'Seçilen eşbaşkanlarımız halkın eşbaşkanlarıdır'

16:08

JINHA

AMED - AKP'nin devreye koyduğu savaş konseptine ve siyasi soykırım operasyonlarına tepki gösteren DBP'li tüm belediye eşbaşkanları Diyarbakır'da bir araya geldi. DBP Eş Genel Başkanı Emine Ayna, öz yönetimin devleti tanımamak olmadığını ancak devletin halkın kararlarını tanımadığını belirterek, "Seçilen eş başkanlarımız halkın eş başkanlarıdır. Bu halk onları seçti ve onları seçerken kendilerini yönetenlere saygı duyulmasını ve haklarının tanınmasını istediler. Çalışmalarımızı yürütürken Ankara'ya göre değil onlara göre çalışacağımızı söyledik ve seçildik" dedi.

Diyarbakır'ın Sur ve Silvan belediye eşbaşkanlarının gözaltına alınmasına tepki gösteren DBP'nin tüm belediye eşbaşkanlarının katılımıyla Diyarbakır Güneydoğu Belediyeler Birliği (GABB) bahçesinde ortak açıklama yaptı. Açıklamaya DBP Eş Genel Başkanı Emine Ayna, DBP Diyarbakır İl Eş Başkanı Hafize İpek, KJA, yerel yönetimler ve DBP'li yöneticiler katıldı.

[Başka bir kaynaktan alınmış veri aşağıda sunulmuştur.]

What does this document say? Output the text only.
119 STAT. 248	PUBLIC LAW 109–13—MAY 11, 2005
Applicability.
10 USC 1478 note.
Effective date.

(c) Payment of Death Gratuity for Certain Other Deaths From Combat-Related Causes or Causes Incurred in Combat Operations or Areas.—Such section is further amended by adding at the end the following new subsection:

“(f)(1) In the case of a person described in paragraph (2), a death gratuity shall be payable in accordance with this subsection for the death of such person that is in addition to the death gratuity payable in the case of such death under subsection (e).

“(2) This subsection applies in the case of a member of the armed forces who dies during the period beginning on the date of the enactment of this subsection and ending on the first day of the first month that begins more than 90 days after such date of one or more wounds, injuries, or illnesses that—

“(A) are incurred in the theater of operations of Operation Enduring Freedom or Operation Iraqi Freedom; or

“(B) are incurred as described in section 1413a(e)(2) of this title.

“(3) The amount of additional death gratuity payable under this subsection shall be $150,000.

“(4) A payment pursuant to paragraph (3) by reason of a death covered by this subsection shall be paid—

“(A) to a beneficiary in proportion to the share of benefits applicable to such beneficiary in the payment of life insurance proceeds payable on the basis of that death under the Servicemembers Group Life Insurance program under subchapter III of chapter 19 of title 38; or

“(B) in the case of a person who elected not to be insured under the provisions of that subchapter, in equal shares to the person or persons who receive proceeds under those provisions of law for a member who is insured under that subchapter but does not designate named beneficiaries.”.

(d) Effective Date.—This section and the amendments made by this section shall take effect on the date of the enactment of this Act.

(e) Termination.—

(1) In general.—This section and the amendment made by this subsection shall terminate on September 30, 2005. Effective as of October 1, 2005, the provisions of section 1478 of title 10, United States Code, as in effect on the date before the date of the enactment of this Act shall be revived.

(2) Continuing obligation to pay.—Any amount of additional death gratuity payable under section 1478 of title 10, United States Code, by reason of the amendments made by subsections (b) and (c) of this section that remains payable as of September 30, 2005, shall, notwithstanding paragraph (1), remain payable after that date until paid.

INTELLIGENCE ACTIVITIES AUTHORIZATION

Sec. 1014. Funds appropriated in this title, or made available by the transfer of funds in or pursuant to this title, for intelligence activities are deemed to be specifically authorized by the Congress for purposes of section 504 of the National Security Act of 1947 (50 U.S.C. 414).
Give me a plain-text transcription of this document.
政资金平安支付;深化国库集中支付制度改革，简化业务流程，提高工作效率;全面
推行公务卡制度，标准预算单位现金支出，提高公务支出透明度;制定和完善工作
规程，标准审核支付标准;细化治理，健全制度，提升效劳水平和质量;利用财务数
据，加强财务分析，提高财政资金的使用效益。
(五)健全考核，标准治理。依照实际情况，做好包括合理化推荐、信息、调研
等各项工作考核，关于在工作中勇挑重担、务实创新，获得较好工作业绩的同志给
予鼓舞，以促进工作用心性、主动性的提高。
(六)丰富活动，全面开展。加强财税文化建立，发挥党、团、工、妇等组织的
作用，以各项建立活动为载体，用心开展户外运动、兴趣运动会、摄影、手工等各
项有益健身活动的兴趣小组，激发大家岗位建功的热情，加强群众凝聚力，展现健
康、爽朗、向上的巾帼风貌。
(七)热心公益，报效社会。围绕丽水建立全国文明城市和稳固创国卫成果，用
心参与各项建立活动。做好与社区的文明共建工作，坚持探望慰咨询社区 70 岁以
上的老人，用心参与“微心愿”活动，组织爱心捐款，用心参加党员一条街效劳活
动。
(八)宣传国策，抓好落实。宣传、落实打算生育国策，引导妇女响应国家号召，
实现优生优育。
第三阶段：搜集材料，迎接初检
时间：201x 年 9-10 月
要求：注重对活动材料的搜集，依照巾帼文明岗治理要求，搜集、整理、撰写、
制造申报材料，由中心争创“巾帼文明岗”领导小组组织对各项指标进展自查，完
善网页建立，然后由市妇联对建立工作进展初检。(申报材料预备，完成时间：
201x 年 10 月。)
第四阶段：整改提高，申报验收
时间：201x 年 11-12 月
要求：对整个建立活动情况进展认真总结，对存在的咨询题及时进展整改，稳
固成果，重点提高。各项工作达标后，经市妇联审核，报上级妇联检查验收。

Ortak basın açıklamasını yapan Siirt Belediyesi Eş Başkanı Tuncer Bakırhan, sadece Kürt sorununu değil aynı zamanda Türkiye'nin demokratikleşmesini de sağlayacak Dolmabahçe Mutabakatı'nın duyurulmasından hemen sonra Cumhurbaşkanı Recep Tayyip Erdoğan'ın müzakere masasını devirdiğini ve otoriter başkanlık sistemin hırsına kurban ettiğini söyledi.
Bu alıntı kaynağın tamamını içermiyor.